Many of us have grown up riveted by images of the pirates of Robert Louis Stevenson's Treasure Island, from Long John Silver to the cutthroat Captain Flint who ruthlessly silenced the crew who helped bury his treasure. With a title that pays homage to Stevenson and his tales of the sea, Nick Dybek's first novel takes place on an island just a ferry ride from Seattle, where young Cal narrates the story of those who make their living from the cold waters off Alaska.
The hardy men of Loyalty Island bear the missing limbs, stoic reserve and strained marriages of a life half-worked on dangerous crab boats and half-lazed away mending nets and painting boats back home. The island is a company town where the Gaunt family owns everything, down to a piece of the profits from every crab and fish brought to port. When second-generation owner John Gaunt dies, his profligate heir, Richard, comes home intending to sell the company to the Japanese, take his personal treasure and leave the island families to fend for themselves. Somebody has to do something.

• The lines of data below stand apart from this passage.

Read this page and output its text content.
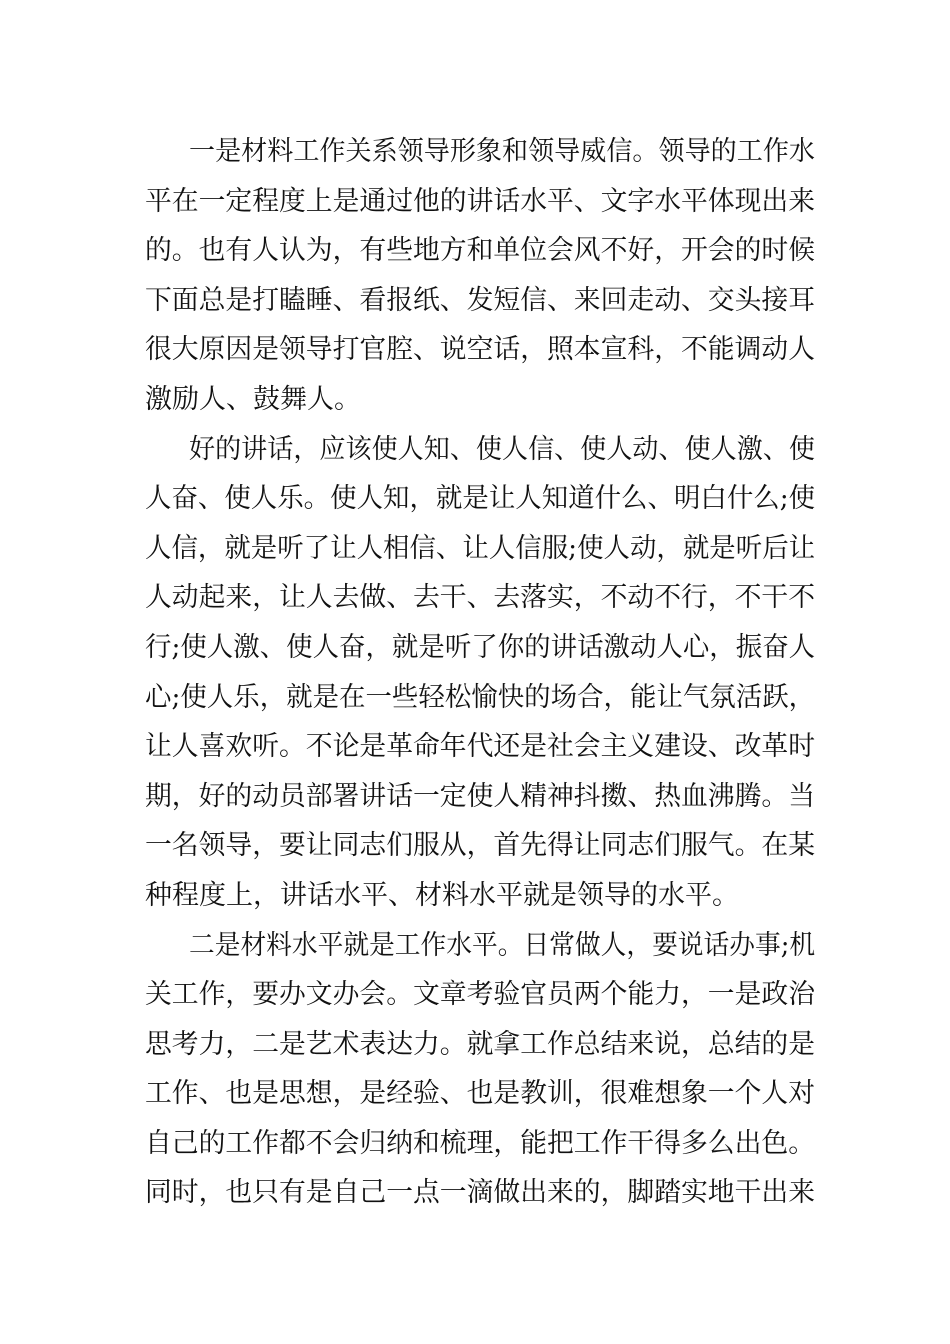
一是材料工作关系领导形象和领导威信。领导的工作水
平在一定程度上是通过他的讲话水平、文字水平体现出来
的。也有人认为，有些地方和单位会风不好，开会的时候
下面总是打瞌睡、看报纸、发短信、来回走动、交头接耳
很大原因是领导打官腔、说空话，照本宣科，不能调动人
激励人、鼓舞人。
好的讲话，应该使人知、使人信、使人动、使人激、使
人奋、使人乐。使人知，就是让人知道什么、明白什么;使
人信，就是听了让人相信、让人信服;使人动，就是听后让
人动起来，让人去做、去干、去落实，不动不行，不干不
行;使人激、使人奋，就是听了你的讲话激动人心，振奋人
心;使人乐，就是在一些轻松愉快的场合，能让气氛活跃，
让人喜欢听。不论是革命年代还是社会主义建设、改革时
期，好的动员部署讲话一定使人精神抖擞、热血沸腾。当
一名领导，要让同志们服从，首先得让同志们服气。在某
种程度上，讲话水平、材料水平就是领导的水平。
二是材料水平就是工作水平。日常做人，要说话办事;机
关工作，要办文办会。文章考验官员两个能力，一是政治
思考力，二是艺术表达力。就拿工作总结来说，总结的是
工作、也是思想，是经验、也是教训，很难想象一个人对
自己的工作都不会归纳和梳理，能把工作干得多么出色。
同时，也只有是自己一点一滴做出来的，脚踏实地干出来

Along with obvious references to Stevenson's Treasure Island and Kidnapped, Dybek's story of young men and their distant fathers and lonely mothers unfolds against a background of modern movies, music and the existential novels of Camus and Walker Percy. As such, When Captain Flint Was a Good Man is as much an atmospheric novel of morality and ambiguity as it is a sharply observed and plotted mystery--a novel for a new generation searching for understanding and adventure in the enigma of the sea. --Bruce Jacobs, founding partner, Watermark Books & Cafe, Wichita, Kan.